Volvo launches Recharge brand for electrified cars
Swedish firm will disclose average lifecycle carbon footprint of new models as part of bold plan to reduce emissions
Volvo will introduce a new Recharge brand for all of its full electric and plug-in hybrid cars, and has vowed to show buyers the average lifecycle carbon footprint of each new model as part of a bold set of plans to reduce its carbon emissions.
The new Recharge line will be introduced with the Swedish firm’s first battery electric vehicle, the XC40 Recharge, which will be unveiled later today (Wednesday). That will also be the first model for which Volvo will disclose the average lifecycle carbon footprint – effectively the CO2 emissions the car will produce during its life with both manufacturing and usage taken into account.
The Recharge label will be used on all new electrified models the firm releases from now on. Volvo says that it will use the brand to push sales of electrified cars, and that it will offer incentives to encourage plug-in hybrid drivers to use the full electric Pure mode as much as possible.
Volvo has already revealed plans for half of the cars it sells by 2025 to be fully electric, and has now launched a wider climate plan with the aim to reduce the lifecycle carbon footprint per car by 40% from 2018 figures by the same date. The firm has also set a target of becoming an entirely climate-neutral company by 2040.
Volvo has already pledged that every new car its introduces will feature an electrified powertrain. But it says that meeting its climate target will involve both pursuing “all-out electrification” of its vehicle line-up, and reducing carbon emissions from its manufacturing network, wider operations and supply chain. The firm is also aiming to increase both recycling and the reuse of materials.
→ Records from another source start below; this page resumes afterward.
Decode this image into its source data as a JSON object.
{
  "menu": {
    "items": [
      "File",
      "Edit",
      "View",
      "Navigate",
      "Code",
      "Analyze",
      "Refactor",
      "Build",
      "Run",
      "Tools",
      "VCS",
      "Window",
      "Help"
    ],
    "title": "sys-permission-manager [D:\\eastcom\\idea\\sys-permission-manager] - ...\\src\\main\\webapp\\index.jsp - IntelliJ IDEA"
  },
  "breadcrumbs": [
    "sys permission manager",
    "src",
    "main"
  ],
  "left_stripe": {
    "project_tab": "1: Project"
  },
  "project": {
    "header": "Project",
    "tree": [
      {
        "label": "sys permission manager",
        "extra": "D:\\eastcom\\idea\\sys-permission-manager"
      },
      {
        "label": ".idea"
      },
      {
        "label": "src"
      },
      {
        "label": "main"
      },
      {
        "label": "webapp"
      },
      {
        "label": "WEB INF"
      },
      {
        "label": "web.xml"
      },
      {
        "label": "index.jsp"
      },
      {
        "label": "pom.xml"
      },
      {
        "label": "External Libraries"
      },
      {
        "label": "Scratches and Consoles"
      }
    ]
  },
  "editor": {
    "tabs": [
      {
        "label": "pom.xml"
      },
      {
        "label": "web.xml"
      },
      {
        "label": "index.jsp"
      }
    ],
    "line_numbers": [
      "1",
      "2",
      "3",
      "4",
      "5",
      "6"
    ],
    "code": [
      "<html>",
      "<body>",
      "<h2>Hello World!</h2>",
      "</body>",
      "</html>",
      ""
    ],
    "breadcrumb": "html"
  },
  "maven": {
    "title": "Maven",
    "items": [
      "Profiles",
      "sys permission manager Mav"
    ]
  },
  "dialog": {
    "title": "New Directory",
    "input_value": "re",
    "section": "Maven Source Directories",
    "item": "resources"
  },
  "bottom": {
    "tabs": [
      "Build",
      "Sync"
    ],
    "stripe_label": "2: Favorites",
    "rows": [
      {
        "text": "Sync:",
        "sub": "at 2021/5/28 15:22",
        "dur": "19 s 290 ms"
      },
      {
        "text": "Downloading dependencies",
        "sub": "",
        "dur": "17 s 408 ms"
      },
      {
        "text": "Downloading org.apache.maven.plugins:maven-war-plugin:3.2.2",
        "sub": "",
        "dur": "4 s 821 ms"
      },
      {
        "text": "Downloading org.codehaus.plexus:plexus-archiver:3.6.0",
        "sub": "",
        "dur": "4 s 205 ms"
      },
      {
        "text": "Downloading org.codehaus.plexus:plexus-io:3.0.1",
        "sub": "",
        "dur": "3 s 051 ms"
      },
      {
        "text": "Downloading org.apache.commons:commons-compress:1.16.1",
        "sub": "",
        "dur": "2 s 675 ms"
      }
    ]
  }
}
To achieve a 40% reduction of its per car CO2 footprint by 2025, Volvo has set goals for that date of reducing CO2 emissions from its global supply chain by 25%, reducing its own carbon emissions by 25% and using 25% recycled plastics in new cars.
Volvo boss Håkan Samuelsson said that the firm was “transforming our company through concrete actions, not symbolic pledges.”
He added: “We will address what we can control, which is both out operations and the tailpipe emissions of our cars. And we will address what we can influence, by calling on our suppliers and the energy sector to join us in aiming for a climate neutral future.”
Volvo recently announced plans to merge its combustion engine programme with parent firm Geely, and then spin it off into a separate company. It says that will allow it to focus fully on electrified powertrains.